220624 jesidinnen nadia muradIn ihrem gestrigen Beitrag berichtete Beate Walter-Rosenheimer von ihrem Treffen mit Nadia Murad.
So beeindruckend und berührend ihr Besuch war, umso schrecklicher war der Grund dafür. 
Der Austausch mit Frau Murad diente der Entscheidungsfindung, ob der Deutsche Bundestag die Taten des IS im Nordirak 2014 als Genozid anerkennen will. 
 
Der IS ermordete 2014 über 5000 Jesid*innen, hauptsächlich Männer und ältere Frauen.
Tausende junge Frauen und Kinder wurden verschleppt und auf den Sklavenmärkten in Mosul und Raqqa an IS-Familien, darunter auch an deutsche IS-Kämpfer, verkauft. Hier erlebten die Opfer häufig ein jahrelanges Martyrium. Über 2500 Frauen und Kinder werden heute noch vermisst. 
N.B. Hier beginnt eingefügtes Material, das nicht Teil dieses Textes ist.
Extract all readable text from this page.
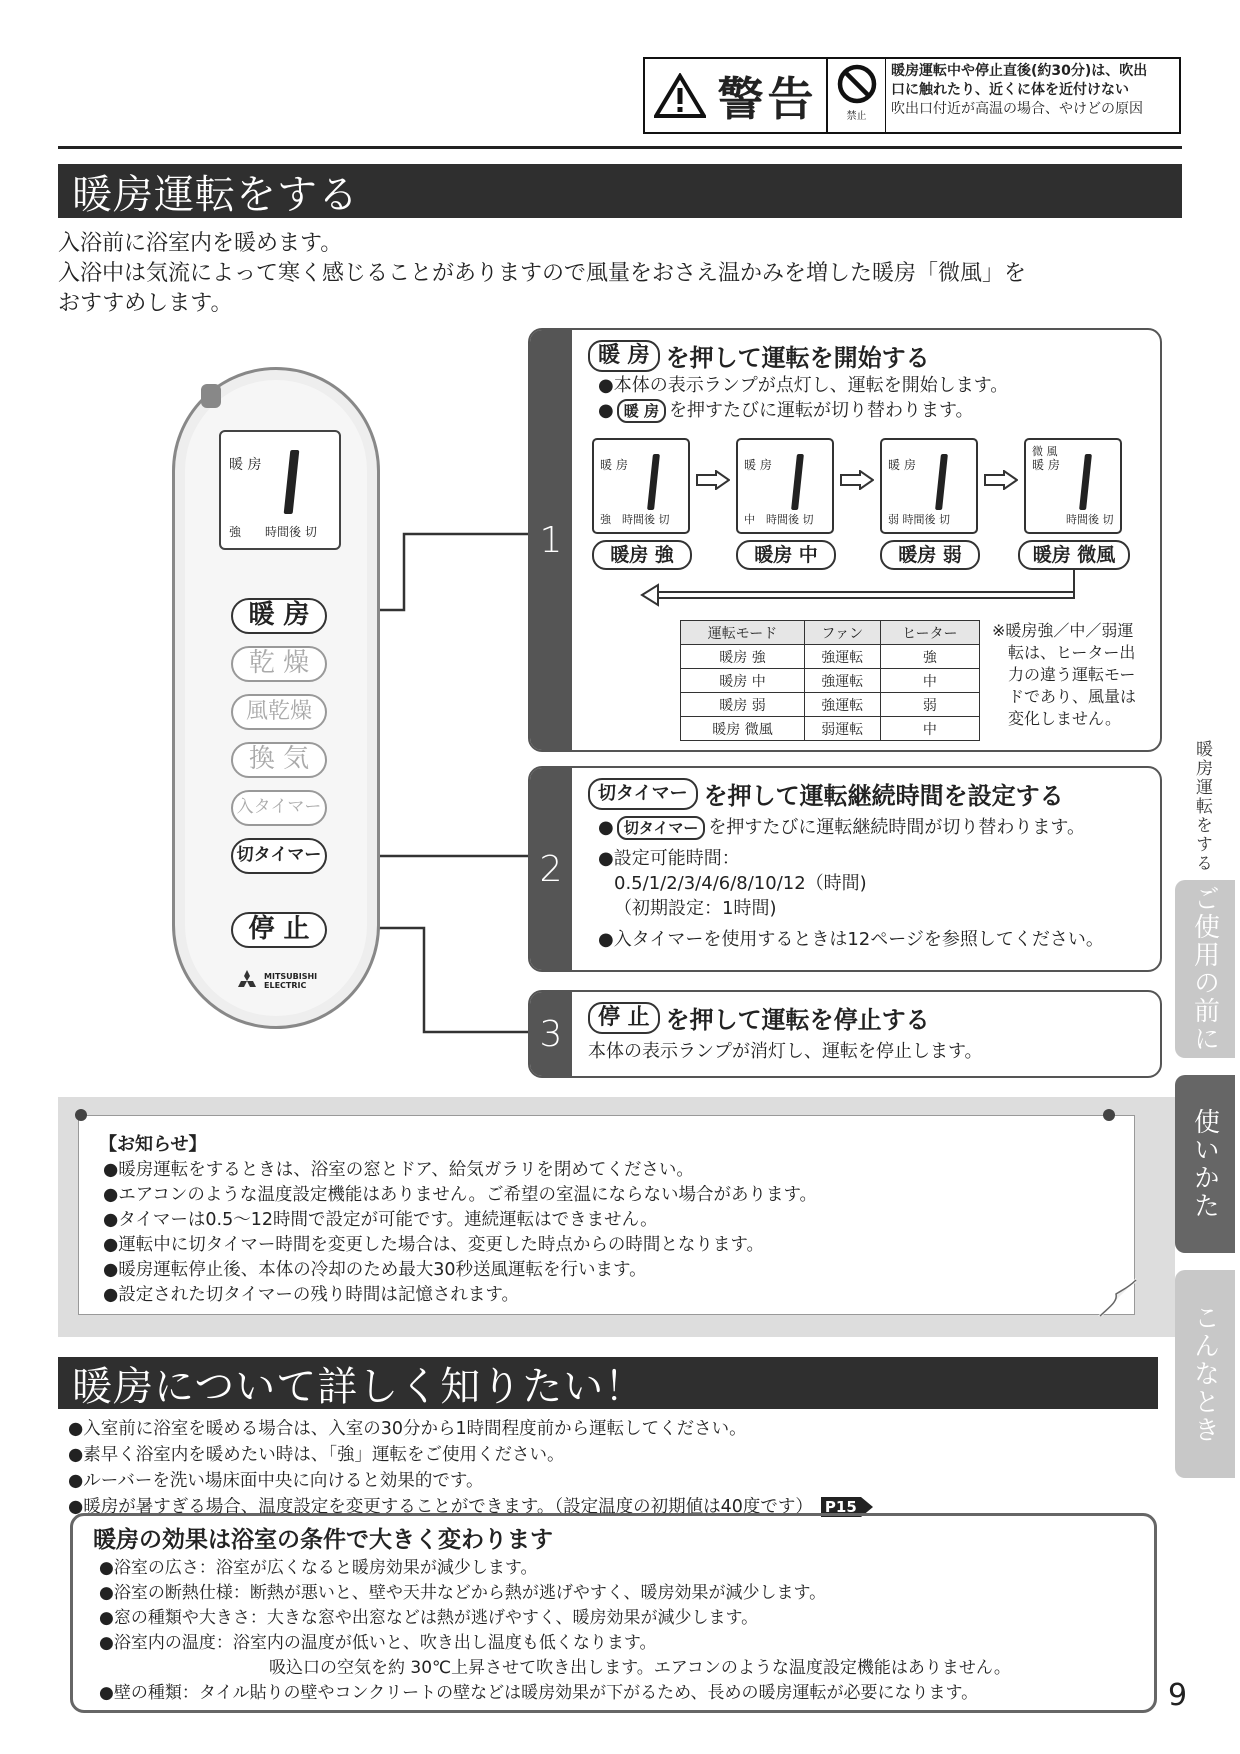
警告	禁止
暖房運転中や停止直後(約30分)は、吹出
口に触れたり、近くに体を近付けない
吹出口付近が高温の場合、やけどの原因
暖房運転をする
入浴前に浴室内を暖めます。
入浴中は気流によって寒く感じることがありますので風量をおさえ温かみを増した暖房「微風」を
おすすめします。
暖 房
強　　時間後 切
暖 房
乾 燥
風乾燥
換 気
入タイマー
切タイマー
停 止
MITSUBISHI
ELECTRIC
1
暖 房 を押して運転を開始する
●本体の表示ランプが点灯し、運転を開始します。
● 暖 房 を押すたびに運転が切り替わります。
暖 房
強　時間後 切
暖 房
中　時間後 切
暖 房
弱 時間後 切
微 風
暖 房
時間後 切
暖房 強	暖房 中	暖房 弱	暖房 微風
運転モード	ファン	ヒーター
暖房 強	強運転	強
暖房 中	強運転	中
暖房 弱	強運転	弱
暖房 微風	弱運転	中
※暖房強／中／弱運
転は、ヒーター出
力の違う運転モー
ドであり、風量は
変化しません。
2
切タイマー を押して運転継続時間を設定する
● 切タイマー を押すたびに運転継続時間が切り替わります。
●設定可能時間：
0.5/1/2/3/4/6/8/10/12（時間)
（初期設定：1時間)
●入タイマーを使用するときは12ページを参照してください。
3	停 止 を押して運転を停止する
本体の表示ランプが消灯し、運転を停止します。
【お知らせ】
●暖房運転をするときは、浴室の窓とドア、給気ガラリを閉めてください。
●エアコンのような温度設定機能はありません。ご希望の室温にならない場合があります。
●タイマーは0.5〜12時間で設定が可能です。連続運転はできません。
●運転中に切タイマー時間を変更した場合は、変更した時点からの時間となります。
●暖房運転停止後、本体の冷却のため最大30秒送風運転を行います。
●設定された切タイマーの残り時間は記憶されます。
暖房について詳しく知りたい！
●入室前に浴室を暖める場合は、入室の30分から1時間程度前から運転してください。
●素早く浴室内を暖めたい時は、「強」運転をご使用ください。
●ルーバーを洗い場床面中央に向けると効果的です。
●暖房が暑すぎる場合、温度設定を変更することができます。（設定温度の初期値は40度です） P15
暖房の効果は浴室の条件で大きく変わります
●浴室の広さ：浴室が広くなると暖房効果が減少します。
●浴室の断熱仕様：断熱が悪いと、壁や天井などから熱が逃げやすく、暖房効果が減少します。
●窓の種類や大きさ：大きな窓や出窓などは熱が逃げやすく、暖房効果が減少します。
●浴室内の温度：浴室内の温度が低いと、吹き出し温度も低くなります。
吸込口の空気を約 30℃上昇させて吹き出します。エアコンのような温度設定機能はありません。
●壁の種類：タイル貼りの壁やコンクリートの壁などは暖房効果が下がるため、長めの暖房運転が必要になります。
暖房運転をする
ご使用の前に
使いかた
こんなとき
9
Frau Murad schildert die Geschehnisse vor Ort aus persönlicher Erfahrung. Sie ist selbst Opfer des IS-Terrors geworden und hat ihre Mutter und sechs Geschwister verloren.
 
Häufig vergisst man die individuellen Schicksale und das persönliche Leid bei der schieren Höhe der Opferzahlen. Umso wichtiger ist es, dass Frauen wie Nadia Murad sich in die Öffentlichkeit begeben und ihre Geschichte erzählen. Dies macht die Schicksale greifbar und den Schrecken sichtbar. 
Hierfür bewundere ich Nadia Murad sehr. Es ist nicht einfach, immer wieder über das Trauma der Zerstörung des eigenen Dorfes und den Tod vieler Familienmitglieder zu sprechen. 
 
Der Genozid gilt als das schlimmste Verbrechen im Völkerstrafrecht, das „Verbrechen der Verbrechen“. Als Genozid werden Taten eingeordnet, die darauf abzielen eine nationale, ethnische, rassische oder religiöse Gruppe ganz oder teilweise zu zerstören. Dieses schreckliche Ziel kann durch Tötungen, schwere körperliche oder seelische Schäden, Geburtenverhinderung, Kindesentziehungen und durch die Unterverwerfung unter Lebensbedingungen, die auf eine Zerstörung der Gruppe abzielen, verfolgt werden. 
Das OLG Frankfurt sah dies in einem Verfahren gegen ein IS-Mitglied auch als erwiesen an. Ein Meilenstein für die Aufarbeitung dieses Völkermordes. Auch wir im Bundestag sehen dies so. 
 
Hiermit verurteilen wir im Gegensatz zum OLG Frankfurt jedoch keine Täter*innen, sondern die Geschehnisse in ihrer Gesamtheit. 
Wir haben uns nach dem Treffen mit Frau Murad zum Ziel gesetzt, dass der Bundestag die Taten als das anerkennt, was sie waren: Völkermord.